Ia tak perlu bermewah-mewah apalagi harus bermekap tebal hanya demi gengsi semata. Suaminya juga tak pernah komplain dengan penampilannya yang bersahaja. Ah ... Mas Fadil memang suami idaman seperti yang dulu ia harapkan. Tak pernah sekalipun pria itu rewel dan mempermasalahkan penampilan Alleyah yang sudah sangat berubah sejak memiliki bayi.

Namun, semua itu ternyata hanya sangkaan semu belaka. Sebab diam-diam, suaminya mendua dengan wanita yang lebih pandai bersolek dari pada dirinya. Malam itu menjadi saksi hancurnya mahligai rumah tangga yang ia bangun bersama Fadil selama hampir tiga tahun lamanya.

"Kamu mau ke mana sih, Mas, kok semua baju kamu dimasukin ke koper gitu?" Alle—panggilan Alleyah—mengancingkan kembali kancing dasternya setelah selesai menyusui Chilla—putri semata wayangnya—dan memastikan jika anak itu sudah benar-benar terlelap.

Ia bangkit kala tak mendapatkan jawaban dari sang suami. Pria yang menurut Alleyah tampan tersebut terus saja menata baju-bajunya ke dalam koper besar yang dulu mereka gunakan untuk memindahkan baju-baju mereka dari rumah orang tua Fadil ke perumahan bersubsidi yang dibeli Fadil dengan sistem KPR tersebut.

"Mas." Alle menyentuh tangan pria itu. Menyadarkan bahwa sejak tadi ia mengajaknya berbicara.

Fadil hanya memicing, lalu lanjut menata baju terakhir yang ia ambil dari dalam lemari. Menutup resleting koper dan kemudian membawanya berdiri. Alle yang masih berada di samping Fadil mengikuti gerakan Fadil berdiri.

"Mas, kamu ini kenapa, sih. Kenapa diam saja, aku ngajak kamu ngomong lho dari tadi." Alle berharap penjelasan dari Fadil. Bukan hanya sikap diam pria itu, tapi juga untuk apa pria itu mengemas bajunya ke dalam koper.

"Aku ingin kita pisah."

Bagai disambar petir, pernyataan mengejutkan Fadil membuat Alle terdiam seketika. Tak mau berlama-lama dalam kebingungan, Alle pun bertanya, "Maksud kamu apa sih, Mas. Kalau mau bercanda, ini nggak lucu, tau!"

"Aku tidak bercanda, aku serius. Aku ingin kita bercerai," jawab Fadil dengan raut tegas.

Alle mundur selangkah, menjauh dari Fadil. "Nggak ... kamu bohong, ini bercanda, kan?" Alle tidak terima dengan pernyataan Fadil. Ia menyangkal apa yang baru saja suaminya utarakan.

"Aku serius, aku akan pergi malam ini. Mulai hari ini, aku ... Fadil Nugraha, menceraikanmu Alleyah Syarif. Mulai saat ini kamu bukan lagi istriku." Setelah ucapan itu Fadil menarik kopernya dan menyeretnya keluar kamar.

"Kamu, mentalak aku, Mas?" Alle tak percaya dengan apa yang baru saja ia dengar dari mulut suaminya.

"Ya, mulai sekarang, kita berpisah."

"Mas, aku mohon jangan seperti ini, kita bisa bicarakan lagi semuanya baik-baik, Mas." Kini Alle menahan lengan Fadil yang tengah menyeret kopernya keluar kamar.

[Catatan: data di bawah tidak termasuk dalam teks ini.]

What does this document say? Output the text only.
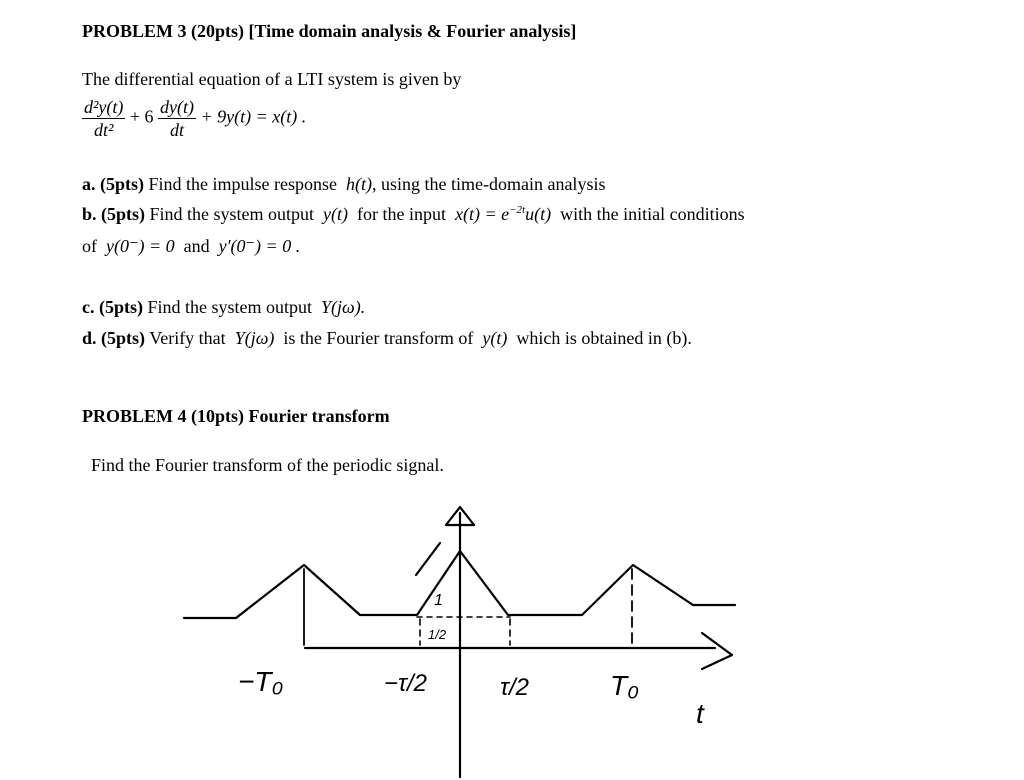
PROBLEM 3 (20pts) [Time domain analysis & Fourier analysis]
The differential equation of a LTI system is given by
$\frac{\text{d²y(t)}}{\text{dt²}} + 6 \frac{dy(t)}{dt} + 9y(t) = x(t)$ .
a. (5pts) Find the impulse response h(t), using the time-domain analysis
b. (5pts) Find the system output y(t) for the input $x(t) = e^{-2t}u(t)$ with the initial conditions
of y(0⁻) = 0 and y′(0⁻) = 0 .
c. (5pts) Find the system output Y(jω).
d. (5pts) Verify that Y(jω) is the Fourier transform of y(t) which is obtained in (b).
PROBLEM 4 (10pts) Fourier transform
Find the Fourier transform of the periodic signal.
1
1/2
−T₀	−τ/2	τ/2	T₀
t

Tanpa perasaan, Fadil menghempaskan tangan istrinya. "Aku akan segera mengurus perceraian kita."

Alle semakin tak percaya. Suaminya serius. Seserius tatapannya sekarang ini.

Beberapa detik Alle tertegun, berusaha memahami situasi ini. Diceraikan secara mendadak tanpa tahu apa salahnya membuat ia syok seketika.

Alle menggeleng-gelengkan kepalanya. Berusaha menyangkal kenyataan. "Nggak, kamu bohong ... kamu bercanda ... nggak mungkin kamu mau ninggalin aku dan juga Chilla begitu saja. Ini prank, kan, Mas?" sangkal Alle.

Dengan sorot yang tajam Fadil menatap Alle, tapi enggan memberikan keterangan. Ia justru mengambil sikap untuk segera pergi dan meninggalkan rumah kecil yang belum lunas ini.

"Mas, kamu mau ke mana?" sergah Alle, dan tak mendapatkan jawaban apa pun dari suaminya tersebut.

"Mas, aku mohon ... Mas, tolong pikirkan lagi. Pikirkan Chila yang masih kecil, Mas." Alle terus mengejar Fadil, berharap suaminya itu berubah pikiran dan mau kembali padanya. "Lagi pula apa salahku. Kenapa kamu bersikap kayak gini. Kalau ada masalah, kita bisa bicarakan semuanya baik-baik, Mas." Alle terus berusaha mencegah kepergian Fadil.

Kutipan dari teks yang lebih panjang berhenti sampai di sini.